The Federal Reserve
Federal Reserve officials, including Collins, Miran, and Waller, are signaling a growing concern over the labor market, with multiple comments indicating that “downside risks have risen” and the job market has “clearly weakened”, albeit they also acknowledge the sticky inflation from tariffs. Reflecting this pessimistic outlook, they remain lean toward further monetary policy, with both FED collins and Miran suggesting that having “one or two more interest rate cuts this year would be appropriate.” These concerns are compounded by weak consumer sentiment and Waller’s expectation of more layoffs due to AI.

Combined with the FED chair Jerome Powell’s speech on Tuesday, warning on the weakening in labor market conditions, the market now is still priced in for two rate cuts with chances of more than 90% each time.
The US-China Trade
Despite President Donald Trump’s talk of having a trade war with China, US Treasury Secretary Scott Bessent also proposed a clear path to de-escalation, saying that the US could extend the pause on import duties past the November deadline (longer than three months), only if China suspends the new export controls on rare-earth elements.

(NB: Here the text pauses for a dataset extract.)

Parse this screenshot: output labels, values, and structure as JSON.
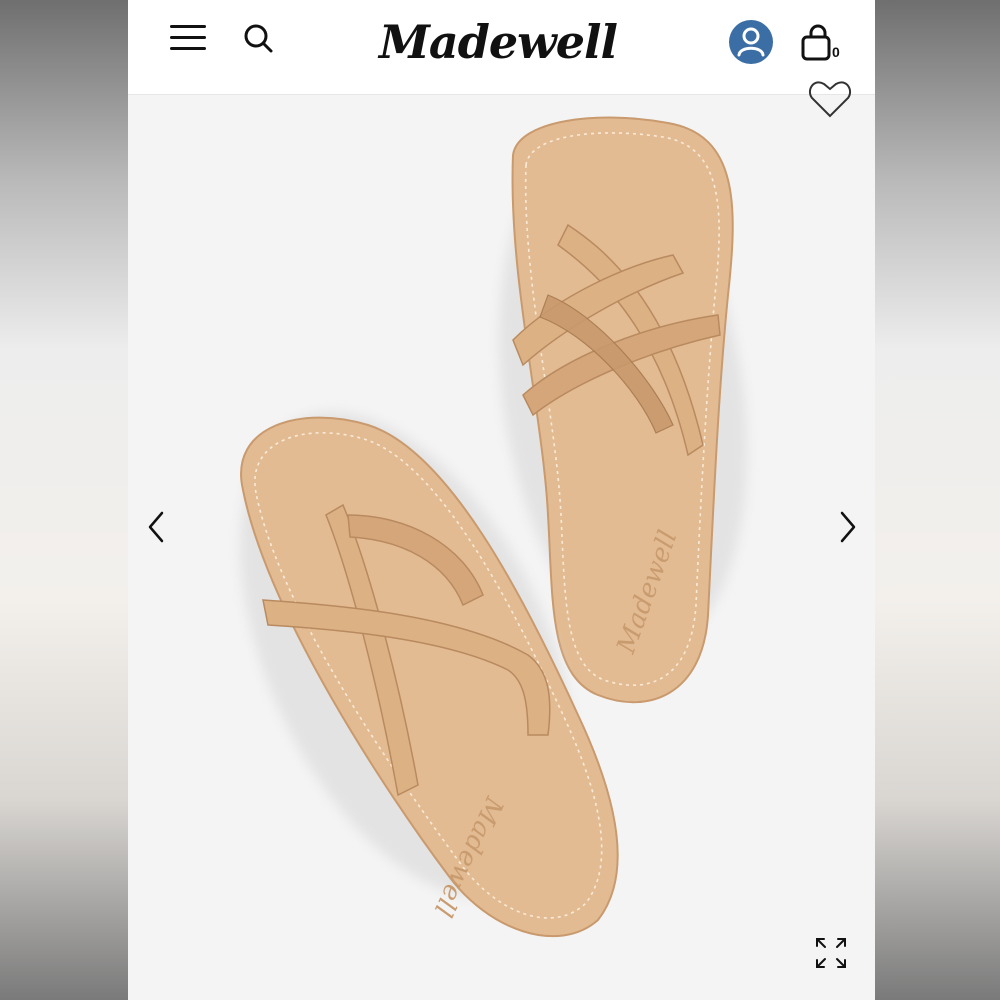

This could be seen as a strategic move to stack up bargaining chips before the expected leader’s meeting, with Besent warning that the US and its allies are prepared to deliver a coordinated group response to China’s global supply chain management.

India over Russian oil
President Donald Trump claims that Indian Prime Minister Narendra Modi has pledged to stop purchasing Russian oil—a “big step” that follows US pressure and tariffs aimed at cutting off Moscow’s energy revenues amid the Ukraine conflict.
He also said he would pressure China to make a similar commitment, as both India and China are currently the top buyers of Russian oil. The US President also acknowledged that India’s halt would be a gradual “process,” though the Indian Embassy in Washington has not yet confirmed Modi’s alleged commitment.